For several years, I experimented with a digital technique called HDR (High Dynamic Range). Essentially this technique involves combining multiple exposures of a scene to render a longer tonal scale than the electronic sensor is capable of achieving with a single exposure. Usually this technique assumes a stationary camera and relatively stationary objects in the scene. Interested in stretching the technique further, I began to experiment with using long exposures at night with a hand held camera. This guaranteed that the separate exposures would not line up exactly. I became fascinated with the way the software would handle these misalignments. All kinds of interesting and unexpected things began to appear in the resulting, compound image.
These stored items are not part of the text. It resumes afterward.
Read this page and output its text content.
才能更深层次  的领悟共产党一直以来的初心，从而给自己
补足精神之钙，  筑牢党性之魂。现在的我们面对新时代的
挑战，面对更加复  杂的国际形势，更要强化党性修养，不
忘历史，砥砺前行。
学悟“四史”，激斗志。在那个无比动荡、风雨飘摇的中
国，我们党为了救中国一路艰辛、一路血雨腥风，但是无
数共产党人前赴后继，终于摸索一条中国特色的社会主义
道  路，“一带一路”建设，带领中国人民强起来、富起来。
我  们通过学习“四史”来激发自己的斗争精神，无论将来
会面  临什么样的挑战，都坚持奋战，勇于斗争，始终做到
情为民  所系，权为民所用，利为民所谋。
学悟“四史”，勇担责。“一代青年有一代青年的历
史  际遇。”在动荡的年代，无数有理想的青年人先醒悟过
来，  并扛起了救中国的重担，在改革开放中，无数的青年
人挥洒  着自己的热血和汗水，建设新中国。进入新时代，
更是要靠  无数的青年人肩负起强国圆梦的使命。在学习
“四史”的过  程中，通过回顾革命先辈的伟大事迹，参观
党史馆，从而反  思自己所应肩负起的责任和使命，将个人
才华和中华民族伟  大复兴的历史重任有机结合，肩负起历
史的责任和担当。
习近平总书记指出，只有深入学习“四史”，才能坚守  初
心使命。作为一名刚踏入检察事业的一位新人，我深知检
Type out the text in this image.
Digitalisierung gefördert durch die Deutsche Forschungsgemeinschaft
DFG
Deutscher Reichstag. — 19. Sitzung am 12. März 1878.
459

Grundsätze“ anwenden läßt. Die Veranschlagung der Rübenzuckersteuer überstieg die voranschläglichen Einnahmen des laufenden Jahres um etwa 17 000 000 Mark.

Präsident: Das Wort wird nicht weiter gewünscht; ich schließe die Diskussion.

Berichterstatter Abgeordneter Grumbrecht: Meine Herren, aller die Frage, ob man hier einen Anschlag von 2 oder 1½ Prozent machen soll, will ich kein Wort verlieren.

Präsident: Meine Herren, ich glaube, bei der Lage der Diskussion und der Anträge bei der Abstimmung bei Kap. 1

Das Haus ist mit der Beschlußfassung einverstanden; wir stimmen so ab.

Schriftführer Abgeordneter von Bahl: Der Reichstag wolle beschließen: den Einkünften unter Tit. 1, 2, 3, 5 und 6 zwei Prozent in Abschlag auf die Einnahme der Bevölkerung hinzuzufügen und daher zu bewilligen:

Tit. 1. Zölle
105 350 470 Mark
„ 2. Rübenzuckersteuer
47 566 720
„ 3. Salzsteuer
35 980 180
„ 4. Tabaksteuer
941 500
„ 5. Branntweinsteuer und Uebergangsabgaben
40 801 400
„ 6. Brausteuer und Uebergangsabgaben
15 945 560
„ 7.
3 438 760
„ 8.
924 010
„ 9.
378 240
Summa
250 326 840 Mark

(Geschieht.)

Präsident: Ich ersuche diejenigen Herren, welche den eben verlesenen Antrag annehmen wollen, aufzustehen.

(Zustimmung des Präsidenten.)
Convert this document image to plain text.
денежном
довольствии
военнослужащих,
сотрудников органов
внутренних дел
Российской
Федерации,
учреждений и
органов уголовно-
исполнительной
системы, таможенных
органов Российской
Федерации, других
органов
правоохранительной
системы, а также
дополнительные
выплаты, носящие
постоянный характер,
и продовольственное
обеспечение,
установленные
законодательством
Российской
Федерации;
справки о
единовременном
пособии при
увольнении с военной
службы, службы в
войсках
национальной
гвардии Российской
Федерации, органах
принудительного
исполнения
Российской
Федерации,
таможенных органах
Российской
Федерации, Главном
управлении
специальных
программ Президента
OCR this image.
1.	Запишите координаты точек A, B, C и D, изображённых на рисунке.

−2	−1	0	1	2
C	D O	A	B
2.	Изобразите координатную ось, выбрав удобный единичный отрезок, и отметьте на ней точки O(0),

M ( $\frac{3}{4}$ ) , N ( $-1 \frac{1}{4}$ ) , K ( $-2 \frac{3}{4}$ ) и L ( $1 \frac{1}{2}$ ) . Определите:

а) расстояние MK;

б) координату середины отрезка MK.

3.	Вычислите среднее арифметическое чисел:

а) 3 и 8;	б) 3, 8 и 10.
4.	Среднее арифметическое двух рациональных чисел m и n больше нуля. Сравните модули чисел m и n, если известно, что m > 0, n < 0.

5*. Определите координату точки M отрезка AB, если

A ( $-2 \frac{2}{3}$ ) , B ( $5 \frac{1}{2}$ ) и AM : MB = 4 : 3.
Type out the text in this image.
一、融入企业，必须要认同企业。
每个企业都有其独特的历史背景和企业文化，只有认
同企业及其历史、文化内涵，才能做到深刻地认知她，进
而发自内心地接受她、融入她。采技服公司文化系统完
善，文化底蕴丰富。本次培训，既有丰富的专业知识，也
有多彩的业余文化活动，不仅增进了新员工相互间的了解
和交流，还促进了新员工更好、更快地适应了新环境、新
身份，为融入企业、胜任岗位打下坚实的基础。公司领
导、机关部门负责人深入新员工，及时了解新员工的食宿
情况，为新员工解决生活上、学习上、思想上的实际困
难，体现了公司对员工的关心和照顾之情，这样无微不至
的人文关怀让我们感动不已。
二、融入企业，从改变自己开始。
In 2007 I found myself in New Orleans attending the wedding of a friend’s son. My wife took sick leaving me with lots of time to explore alone. As I wandered the streets in and around the French Quarter, I began to wonder what would happen if I used the hand held HDR technique looking at the crowds, colored lights, architecture, and waterlogged atmosphere that define the French Quarter. I spent two long nights walking the quarter with my camera, making the necessary raw material for HDR treatment.

When I returned home I began to process what I had gathered. I was intrigued and a bit surprised by the result. I was drawn the way parts of moving bodies blurred and sometimes partially disappeared in the midst of vaguely misaligned static elements. I began to believe I had captured the raw digital data I needed to build an evocative suite of images.

I have worked and reworked these images for several years and have finally come to a resting place that I feel holds the sense mystery, celebration, gesture, and despair I experienced in the post-Katrina Quarter. This work isn’t journalistic; it is personal. These are less pictures of New Orleans than they are portraits of an experience.